Obviously there are many people who like that, but it is a big drag on that ever-elusive "vibrancy."

Don't take this as outright disagreement; I'm just not sure that traditional urban vibrancy is really possible in a city where people don't walk more than they do here.

At 3:05 PM, May 12, 2006, Blogger Tory Gattis said...

I think we have different definitions of "vibrancy". You're referring to "the pedestrian experience" - which is valid - but I'm referring to the energy/bustle of lots and lots of exchanges/transactions/meetings. I believe that is directly proportional to diversity/variety: if there are more things to do, people will do them. But for there to be diversity/variety, there have to be enough people - and discretionary income - within a reasonable travel time to support them.

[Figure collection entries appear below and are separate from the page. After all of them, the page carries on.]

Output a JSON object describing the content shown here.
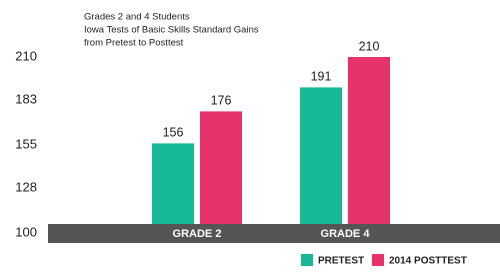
{
  "chart_data": {
    "type": "bar",
    "title": [
      "Grades 2 and 4 Students",
      "Iowa Tests of Basic Skills Standard Gains",
      "from Pretest to Posttest"
    ],
    "categories": [
      "GRADE 2",
      "GRADE 4"
    ],
    "series": [
      {
        "name": "PRETEST",
        "color": "#17b896",
        "values": [
          156,
          191
        ]
      },
      {
        "name": "2014 POSTTEST",
        "color": "#e8336a",
        "values": [
          176,
          210
        ]
      }
    ],
    "ylim": [
      100,
      210
    ],
    "yticks": [
      100,
      128,
      155,
      183,
      210
    ]
  }
}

I think it's fair to say Houston doesn't offer much of "the pedestrian experience", but you can't say it isn't a vibrant, growing city.

At 7:25 PM, May 12, 2006, Anonymous Anonymous said...


Point of information:

Your source for the COH size is wrong. The 570 Sq. Mi. figure is about 10.4% under the official area.

According to the pro-urban rail Greater Houston Partnership's 2005 HOUSTON FACTS, page 2, AREA, Houston is 636.12 square miles.

The portion of Houston which lies in Harris County is calculated to be 622.82 Sq. Mi.; the portion which lies in Fort Bend County is referenced at 8.37 Sq. Mi.; and, the portion in Montgomery County is measured at 4.93 Sq. Mi.

The Houston ETJ covers 1,271.73 Sq. Mi.

At 10:14 PM, May 12, 2006, Blogger Tory Gattis said...

I did these calculations a few years ago (there have been limited annexations since then), but according to the Wikipedia, the land area of the city of Houston is 579 sq.miles - that subtracts out water like Lake Houston.

And, of course, our population has gone beyond 2m since 2000, possibly as high as 2.1m at this point. But none of it changes the math substantially - the illustration still holds.

At 7:47 AM, December 25, 2006, Anonymous Anonymous said...

As for "isn't there a practical limit to the amount any city can depend on the auto?"

Yes. It's called 100 percent and has been virtually achieved in a number of urban areas, such as Kansas City and Indianapolis and others. Because lower densities are associated with less intense air pollution, they have no serious air pollution problem. Besides, air pollution is improving and has been for 3 decades, principally due to improvements in vehicle technology.

At 9:03 AM, October 07, 2011, Anonymous CityBeautiful21 said...

Interesting concept. While BEA is still matching up their economic output counts from 2010 with new Census data, if you take the 2010 metro GDP figures and divide by the MSA populations in Wikipedia, New York produces $67,762 per capita and Houston produces $64,673 per capita.

Obviously both metro areas perform well compare with national averages. However, the last few years have seen some of the worst in memory for finance (a key NYC industry) and some of the best for oil (a key Houston industry).

I'd still say edge: New York on this one. And even using Houston's metro population of 5.95 million, even what is a likely understated delta of $3000 per capita is almost another $18 billion dollars in the regional economy. That' real money.

At 11:57 AM, October 07, 2011, Blogger Tory Gattis said...

Thanks, although as far as NYC coming out ahead: I think if you compare the cost of living in NYC vs. Houston (ACCRA), you'll find that $64k goes a *lot* farther here. You'd need well north of $100k in NYC to live an even moderately equivalent lifestyle.